On February 27, 2026, Slawson signed a two-way contract with the Pacers, following Quenton Jackson's promotion to a standard contract. Slawson made 13 appearances (including six starts) for Indiana during the 2025–26 NBA season, averaging 7.3 points, 4.4 rebounds, and 2.8 assists (all career-highs).

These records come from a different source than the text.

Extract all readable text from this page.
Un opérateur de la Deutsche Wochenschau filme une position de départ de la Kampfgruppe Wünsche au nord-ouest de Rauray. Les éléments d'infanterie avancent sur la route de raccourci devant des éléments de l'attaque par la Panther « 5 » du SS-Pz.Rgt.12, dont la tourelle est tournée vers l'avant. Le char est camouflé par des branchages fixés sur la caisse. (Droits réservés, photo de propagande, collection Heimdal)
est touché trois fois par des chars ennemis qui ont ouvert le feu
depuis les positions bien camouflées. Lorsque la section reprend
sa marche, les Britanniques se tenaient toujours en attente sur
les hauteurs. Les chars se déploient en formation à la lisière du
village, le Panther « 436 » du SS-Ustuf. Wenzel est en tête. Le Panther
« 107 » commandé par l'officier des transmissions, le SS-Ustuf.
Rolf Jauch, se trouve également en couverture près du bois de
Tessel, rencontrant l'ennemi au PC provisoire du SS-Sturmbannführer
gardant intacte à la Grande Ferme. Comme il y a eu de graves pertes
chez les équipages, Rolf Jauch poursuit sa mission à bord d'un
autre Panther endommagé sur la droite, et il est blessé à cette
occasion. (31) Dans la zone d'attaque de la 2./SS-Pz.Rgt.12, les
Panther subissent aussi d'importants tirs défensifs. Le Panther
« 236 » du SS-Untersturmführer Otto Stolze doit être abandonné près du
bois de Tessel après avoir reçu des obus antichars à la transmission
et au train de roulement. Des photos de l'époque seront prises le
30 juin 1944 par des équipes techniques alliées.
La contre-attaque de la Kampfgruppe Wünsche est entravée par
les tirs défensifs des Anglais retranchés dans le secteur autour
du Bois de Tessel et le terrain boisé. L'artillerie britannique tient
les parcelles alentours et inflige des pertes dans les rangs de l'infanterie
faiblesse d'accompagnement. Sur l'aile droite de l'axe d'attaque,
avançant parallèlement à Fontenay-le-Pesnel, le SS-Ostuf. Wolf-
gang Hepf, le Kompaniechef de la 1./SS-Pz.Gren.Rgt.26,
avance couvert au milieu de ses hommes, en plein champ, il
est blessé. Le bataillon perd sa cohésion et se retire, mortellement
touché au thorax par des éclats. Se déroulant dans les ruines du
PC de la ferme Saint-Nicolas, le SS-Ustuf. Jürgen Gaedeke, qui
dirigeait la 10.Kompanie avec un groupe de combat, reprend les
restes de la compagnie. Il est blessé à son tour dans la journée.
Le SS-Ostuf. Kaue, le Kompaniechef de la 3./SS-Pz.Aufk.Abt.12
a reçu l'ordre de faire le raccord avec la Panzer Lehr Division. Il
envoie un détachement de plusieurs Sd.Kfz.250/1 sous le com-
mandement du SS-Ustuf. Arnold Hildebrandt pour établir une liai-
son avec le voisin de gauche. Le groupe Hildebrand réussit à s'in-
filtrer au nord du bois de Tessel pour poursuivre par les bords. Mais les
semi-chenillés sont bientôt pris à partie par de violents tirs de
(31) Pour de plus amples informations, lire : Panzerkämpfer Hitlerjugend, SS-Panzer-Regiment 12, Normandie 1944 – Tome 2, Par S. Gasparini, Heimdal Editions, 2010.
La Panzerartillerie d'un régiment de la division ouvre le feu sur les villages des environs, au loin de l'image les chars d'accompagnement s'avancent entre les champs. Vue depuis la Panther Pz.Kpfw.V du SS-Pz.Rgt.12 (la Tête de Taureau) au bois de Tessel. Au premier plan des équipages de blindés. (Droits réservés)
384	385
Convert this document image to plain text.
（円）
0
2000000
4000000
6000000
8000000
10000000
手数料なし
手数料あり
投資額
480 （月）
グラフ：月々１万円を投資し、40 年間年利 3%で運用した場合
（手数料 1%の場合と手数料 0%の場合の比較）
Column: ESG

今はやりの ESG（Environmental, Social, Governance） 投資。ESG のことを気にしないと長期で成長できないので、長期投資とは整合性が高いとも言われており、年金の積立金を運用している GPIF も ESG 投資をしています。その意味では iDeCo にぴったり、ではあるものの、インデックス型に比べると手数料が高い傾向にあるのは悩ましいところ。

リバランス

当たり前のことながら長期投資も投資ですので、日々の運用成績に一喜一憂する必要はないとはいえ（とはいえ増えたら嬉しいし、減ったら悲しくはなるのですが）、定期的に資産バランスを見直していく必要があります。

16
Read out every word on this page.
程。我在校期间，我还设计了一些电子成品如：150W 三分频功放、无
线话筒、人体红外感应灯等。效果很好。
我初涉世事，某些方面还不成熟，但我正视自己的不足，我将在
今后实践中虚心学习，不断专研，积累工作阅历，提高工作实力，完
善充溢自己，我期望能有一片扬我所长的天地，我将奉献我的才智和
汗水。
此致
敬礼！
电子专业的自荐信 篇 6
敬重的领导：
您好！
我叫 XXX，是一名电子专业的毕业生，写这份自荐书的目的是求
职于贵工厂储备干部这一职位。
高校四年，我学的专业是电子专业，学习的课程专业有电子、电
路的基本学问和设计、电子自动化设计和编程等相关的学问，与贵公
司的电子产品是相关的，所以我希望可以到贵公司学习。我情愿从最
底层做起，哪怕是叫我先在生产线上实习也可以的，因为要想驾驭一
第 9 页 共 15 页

On July 22, 2026, Slawson signed another two-way contract with the Pacers.

==Career statistics==

===NBA===

| Year | Team | GP | GS | MPG | FG% | 3P% | FT% | RPG | APG | SPG | BPG | PPG |
|---|---|---|---|---|---|---|---|---|---|---|---|---|
| 2023–24 | Sacramento | 12 | 0 | 3.1 | .667 | .000 | — | .6 | .2 | .1 | .1 | .7 |
| 2025–26 | Indiana | 13 | 6 | 23.9 | .442 | .375 | .706 | 4.4 | 2.8 | 1.5 | 1.1 | 7.3 |
| Career |  | 25 | 6 | 13.9 | .458 | .357 | .706 | 2.6 | 1.5 | .8 | .6 | 4.1 |

===College===

| Year | Team | GP | GS | MPG | FG% | 3P% | FT% | RPG | APG | SPG | BPG | PPG |
|---|---|---|---|---|---|---|---|---|---|---|---|---|
| 2018–19 | Furman | 26 | 0 | 6.0 | .364 | .167 | .250 | 1.5 | .2 | .5 | .5 | .7 |
| 2019–20 | Furman | 32 | 32 | 22.6 | .497 | .265 | .727 | 5.1 | 1.5 | 1.1 | .8 | 6.9 |
| 2020–21 | Furman | 25 | 17 | 25.5 | .569 | .368 | .691 | 5.3 | 2.8 | 1.2 | 1.2 | 8.7 |
| 2021–22 | Furman | 34 | 34 | 30.9 | .486 | .306 | .795 | 7.4 | 3.7 | 1.7 | 1.7 | 14.5 |
| 2022–23 | Furman | 36 | 36 | 30.7 | .556 | .394 | .775 | 7.1 | 3.2 | 1.5 | 1.5 | 15.6 |
| Career |  | 153 | 119 | 24.0 | .519 | .329 | .754 | 5.5 | 2.4 | 1.3 | 1.2 | 9.9 |

==Personal life==
Slawson's father, Tom Slawson, played college basketball at The Citadel.